Mulgrew believes he is in better shape now than he was back then – although he wouldn’t have admitted it at the time – saying: “I feel good, strong and fit.
“It’s not going to be easy. We are the underdogs as they have top-class players all over the pitch but we are looking forward to the game. The win over Slovenia has given us a lift, a clean sheet which was down not to just the back four but everyone working hard for it. That made it easier and we’ve taken confidence from that performance.
“We know how hard it’s going to be tomorrow but we are up for it.
“We’ve a good group of players and the manager is up for every single game, whether it’s a friendly or whoever. But when it’s the likes of England then there is that little bit of nerves, of excitement.
“To be involved in such a game would be right up there with any other. I love playing for Scotland, no matter who we are playing. But I grew up watching the games against England, dreaming of playing in one but never thinking I would so it is brilliant to be involved.
“My first memory was probably Gazza’s goal at Wembley. I was living in Canada at the time but watched it on television and I was devastated.
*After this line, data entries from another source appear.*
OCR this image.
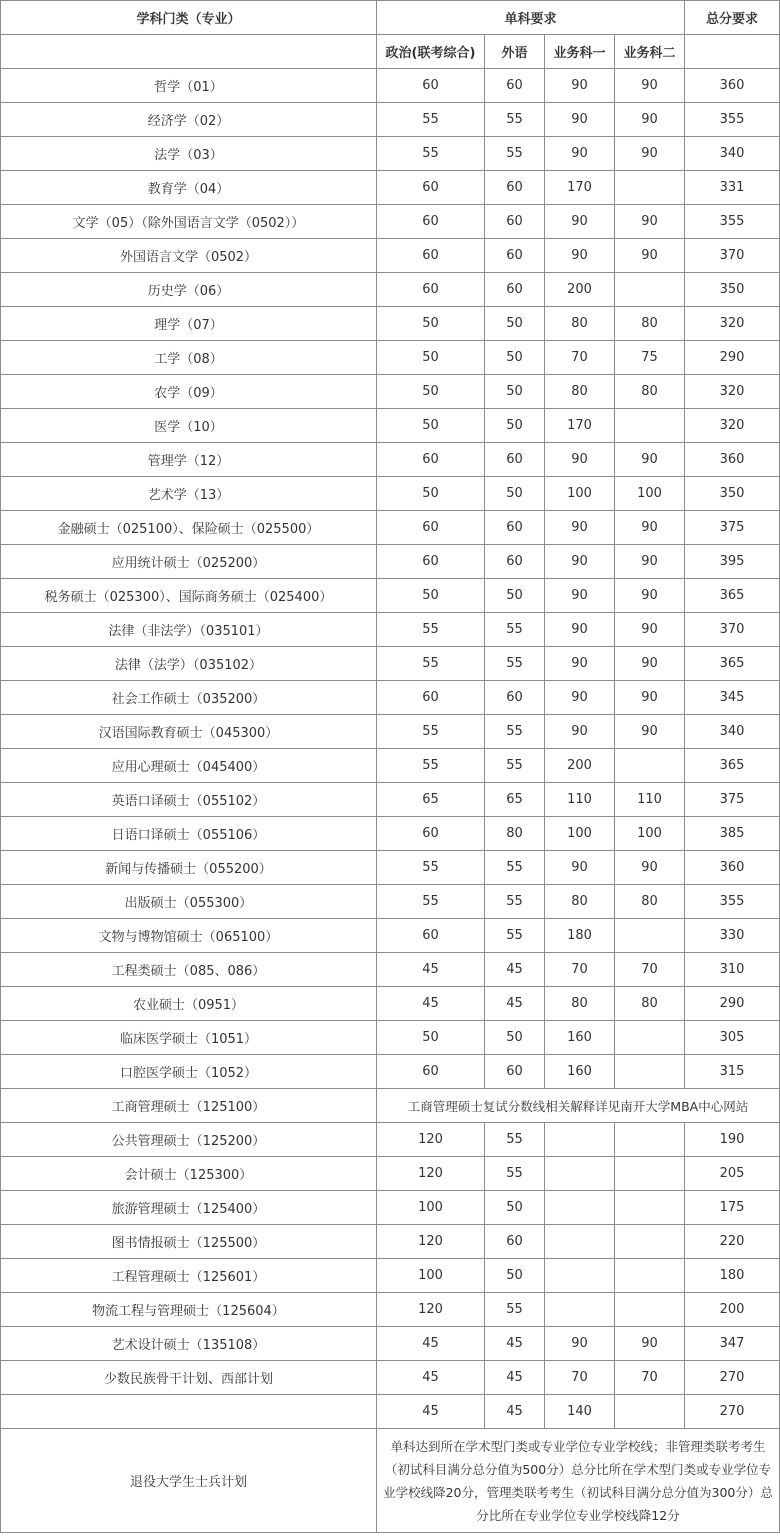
学科门类（专业）	单科要求				总分要求
	政治(联考综合)	外语	业务科一	业务科二	
哲学（01）	60	60	90	90	360
经济学（02）	55	55	90	90	355
法学（03）	55	55	90	90	340
教育学（04）	60	60	170		331
文学（05）（除外国语言文学（0502））	60	60	90	90	355
外国语言文学（0502）	60	60	90	90	370
历史学（06）	60	60	200		350
理学（07）	50	50	80	80	320
工学（08）	50	50	70	75	290
农学（09）	50	50	80	80	320
医学（10）	50	50	170		320
管理学（12）	60	60	90	90	360
艺术学（13）	50	50	100	100	350
金融硕士（025100）、保险硕士（025500）	60	60	90	90	375
应用统计硕士（025200）	60	60	90	90	395
税务硕士（025300）、国际商务硕士（025400）	50	50	90	90	365
法律（非法学）（035101）	55	55	90	90	370
法律（法学）（035102）	55	55	90	90	365
社会工作硕士（035200）	60	60	90	90	345
汉语国际教育硕士（045300）	55	55	90	90	340
应用心理硕士（045400）	55	55	200		365
英语口译硕士（055102）	65	65	110	110	375
日语口译硕士（055106）	60	80	100	100	385
新闻与传播硕士（055200）	55	55	90	90	360
出版硕士（055300）	55	55	80	80	355
文物与博物馆硕士（065100）	60	55	180		330
工程类硕士（085、086）	45	45	70	70	310
农业硕士（0951）	45	45	80	80	290
临床医学硕士（1051）	50	50	160		305
口腔医学硕士（1052）	60	60	160		315
工商管理硕士（125100）	工商管理硕士复试分数线相关解释详见南开大学MBA中心网站				
公共管理硕士（125200）	120	55			190
会计硕士（125300）	120	55			205
旅游管理硕士（125400）	100	50			175
图书情报硕士（125500）	120	60			220
工程管理硕士（125601）	100	50			180
物流工程与管理硕士（125604）	120	55			200
艺术设计硕士（135108）	45	45	90	90	347
少数民族骨干计划、西部计划	45	45	70	70	270
	45	45	140		270
退役大学生士兵计划	单科达到所在学术型门类或专业学位专业学校线；非管理类联考考生（初试科目满分总分值为500分）总分比所在学术型门类或专业学位专业学校线降20分，管理类联考考生（初试科目满分总分值为300分）总分比所在专业学位专业学校线降12分				
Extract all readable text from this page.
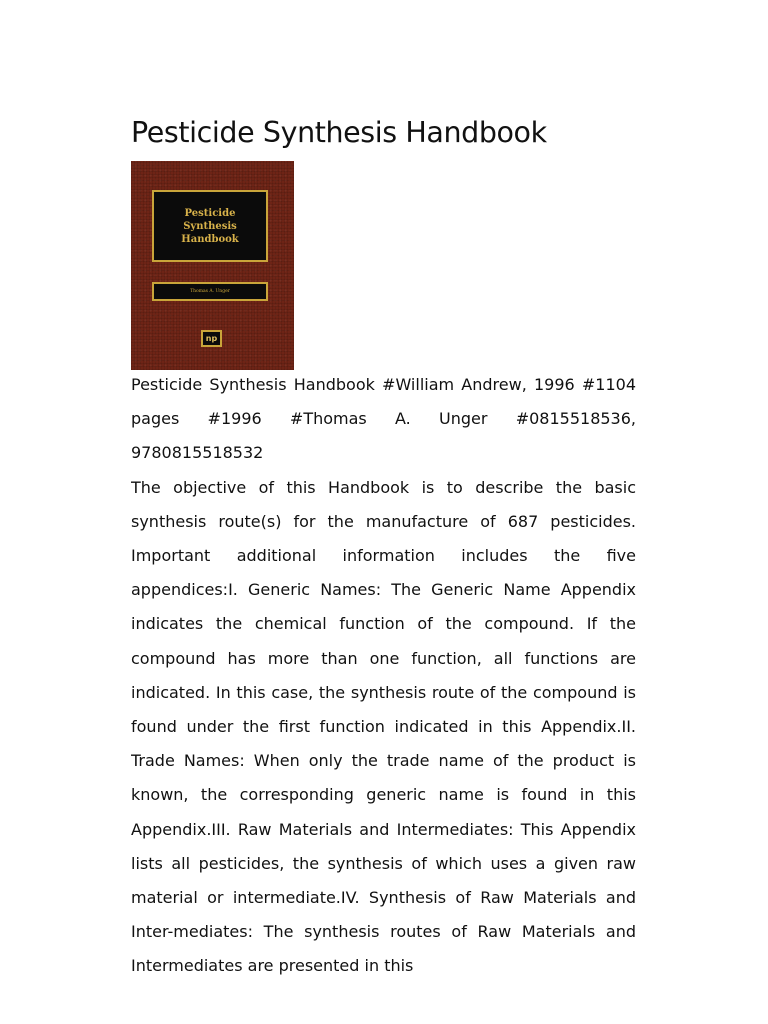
Pesticide Synthesis Handbook
Pesticide
Synthesis
Handbook
Thomas A. Unger
np

Pesticide Synthesis Handbook #William Andrew, 1996 #1104 pages #1996 #Thomas A. Unger #0815518536, 9780815518532

The objective of this Handbook is to describe the basic synthesis route(s) for the manufacture of 687 pesticides. Important additional information includes the five appendices:I. Generic Names: The Generic Name Appendix indicates the chemical function of the compound. If the compound has more than one function, all functions are indicated. In this case, the synthesis route of the compound is found under the first function indicated in this Appendix.II. Trade Names: When only the trade name of the product is known, the corresponding generic name is found in this Appendix.III. Raw Materials and Intermediates: This Appendix lists all pesticides, the synthesis of which uses a given raw material or intermediate.IV. Synthesis of Raw Materials and Inter-mediates: The synthesis routes of Raw Materials and Intermediates are presented in this
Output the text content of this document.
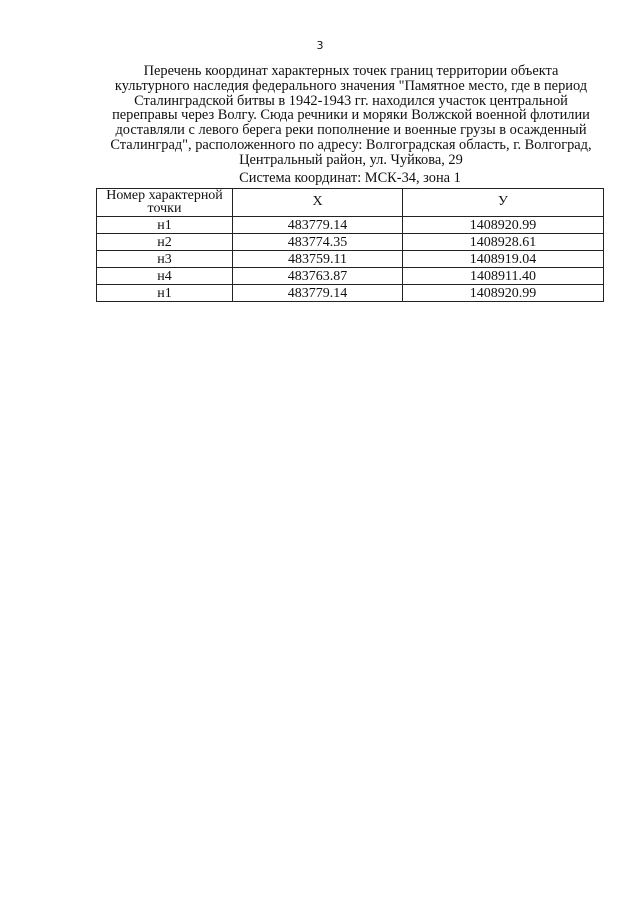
3
Перечень координат характерных точек границ территории объекта
культурного наследия федерального значения "Памятное место, где в период
Сталинградской битвы в 1942-1943 гг. находился участок центральной
переправы через Волгу. Сюда речники и моряки Волжской военной флотилии
доставляли с левого берега реки пополнение и военные грузы в осажденный
Сталинград", расположенного по адресу: Волгоградская область, г. Волгоград,
Центральный район, ул. Чуйкова, 29
Система координат: МСК-34, зона 1
Номер характерной точки	X	У
н1	483779.14	1408920.99
н2	483774.35	1408928.61
н3	483759.11	1408919.04
н4	483763.87	1408911.40
н1	483779.14	1408920.99
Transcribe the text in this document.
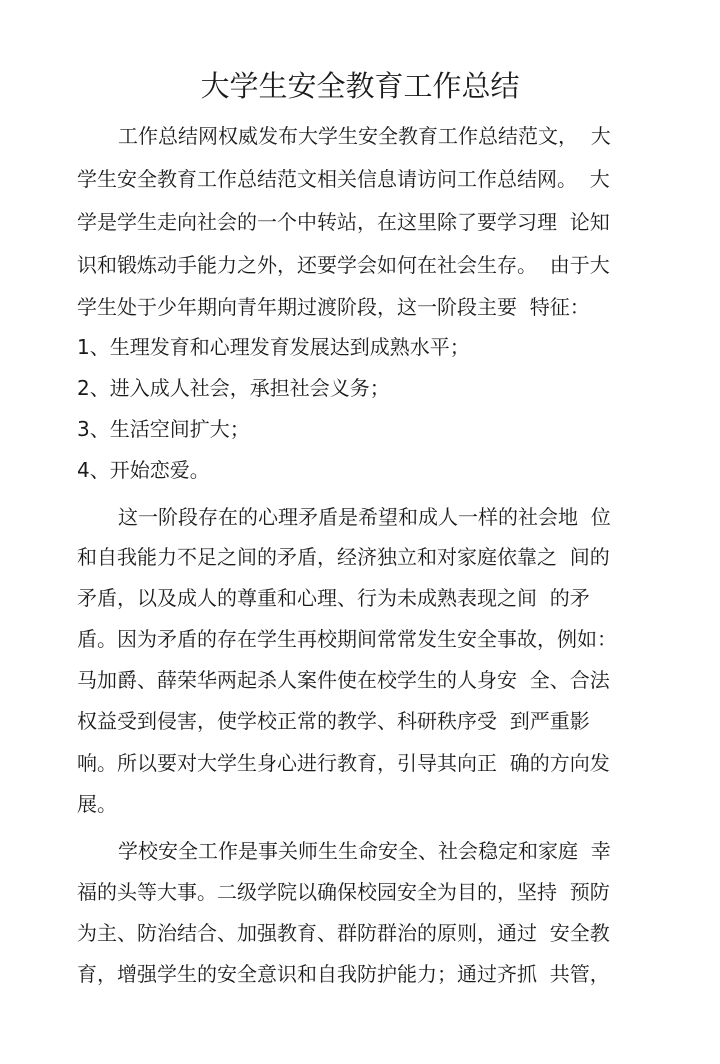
大学生安全教育工作总结
工作总结网权威发布大学生安全教育工作总结范文，  大
学生安全教育工作总结范文相关信息请访问工作总结网。  大
学是学生走向社会的一个中转站，在这里除了要学习理  论知
识和锻炼动手能力之外，还要学会如何在社会生存。  由于大
学生处于少年期向青年期过渡阶段，这一阶段主要  特征：
1、生理发育和心理发育发展达到成熟水平；
2、进入成人社会，承担社会义务；
3、生活空间扩大；
4、开始恋爱。
这一阶段存在的心理矛盾是希望和成人一样的社会地  位
和自我能力不足之间的矛盾，经济独立和对家庭依靠之  间的
矛盾，以及成人的尊重和心理、行为未成熟表现之间  的矛
盾。因为矛盾的存在学生再校期间常常发生安全事故，例如：
马加爵、薛荣华两起杀人案件使在校学生的人身安  全、合法
权益受到侵害，使学校正常的教学、科研秩序受  到严重影
响。所以要对大学生身心进行教育，引导其向正  确的方向发
展。
学校安全工作是事关师生生命安全、社会稳定和家庭  幸
福的头等大事。二级学院以确保校园安全为目的，坚持  预防
为主、防治结合、加强教育、群防群治的原则，通过  安全教
育，增强学生的安全意识和自我防护能力；通过齐抓  共管，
“The Old Firm matches are massive, there’s a huge passion. When you have big games you feel that extra bit of excitement. The Old Firm games are huge but the atmosphere tomorrow will be fantastic and hopefully that will drive us on.”
Mulgrew, of course, suffered the bitter disappointment of being relegated to League One with Blackburn Rovers, the first club ever to have won the Premier League to find themselves in the third tier of English football. However he insisted nothing will be further from his mind tomorrow.
He said: “What happened at club level is totally separate. It’s happened and we have to get on with it. It’s reality and we will see what happens going into the new season.
“Playing England is massive so that’s my entire focus. I’ll be giving everything I can for my country.”
Mulgrew might not be top of the list when the Tartan Army begin placing their bets as to who might get the first goal but, as someone with a bit of a reputation as a free-kick specialist, he admitted he’d love to have the chance to take one.
He said: “We’ve got a lot of good free-kick takers but if we get one I’ll be putting myself up for it. I would be pretty confident – but we have to get one in the final third first.”